Sunday 17th December 2023
quotequote all
dvs_dave said:
MarkwG said:
Not necessarily, it depends what the flight computer was planned to do: the aircraft will fly the route it's programmed to until it runs out of fuel, not just straight & level. I don't think Occams Razor is much use, when we don't have accurate data, I'm certainly not comfortable trashing someone's reputation without conclusive proof.
Whether it was manually flown, or the flight path was programmed into the autopilot is irrelevant given the outcomes are the same. Both are deliberate actions that can’t have happened accidentally.

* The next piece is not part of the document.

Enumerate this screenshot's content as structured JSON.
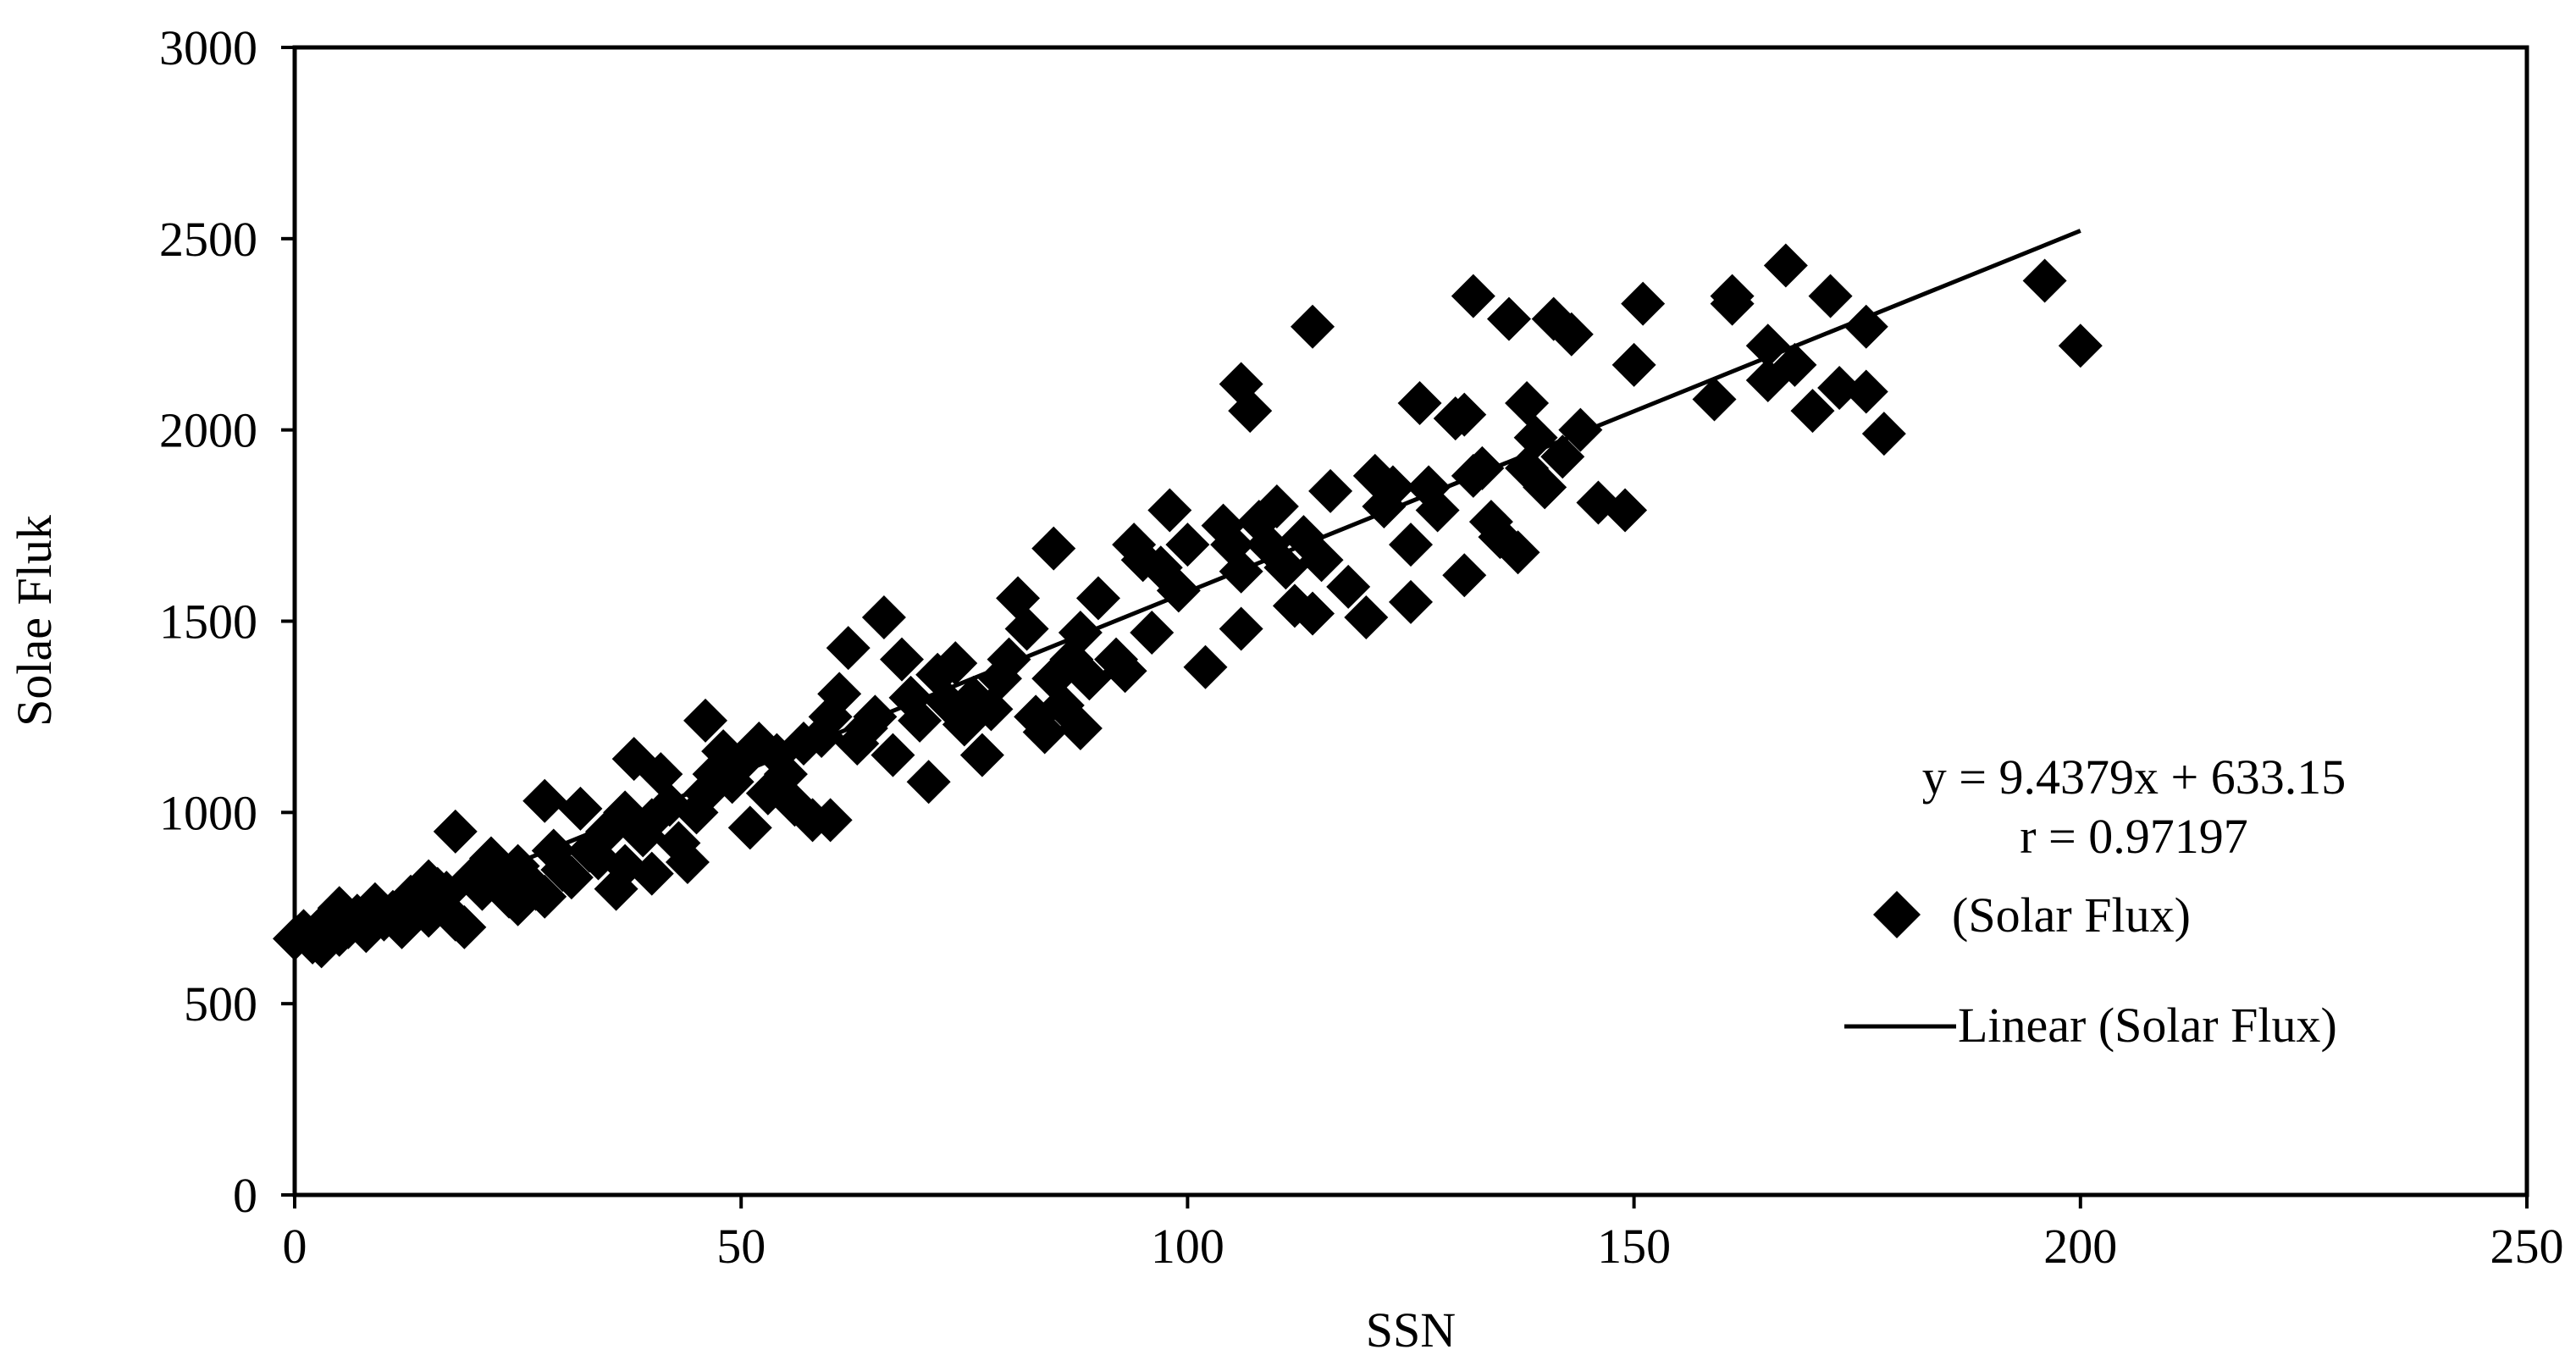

What do you think happened that explains the circumstances equally as well, or better? A theory that doesn’t ignore the pilot’s home flight sim evidence which whilst not absolute proof, is nonetheless incredibly damning.
See the answer Prawo Jadzy gave above. I don't know what happened, conjecture really gets us nowhere, & as yet, there's no way of knowing for sure.

ben5575

6,293 posts

222 months

Sunday 17th December 2023
quotequote all
2xChevrons said:
<snip>

Ballard had already surveyed a lot of the search ground in 1984 when using the same equipment (the ANGUS and Argo camera sleds and the Jason ROV) to locate the wrecks of Scorpion and Thresher. He also had the benefit of several years of detailed mapping and magnetometry surveys of the area done in the early 1980s by Jack Grimm's expeditions in search of it.

Thanks to this rabbit hole, I am now an expert on Bayesian search theory, SubRoc and the Palomares B52 crash (both fascinating and very scary) biggrin

Great youtube documentary btw, thanks for the link.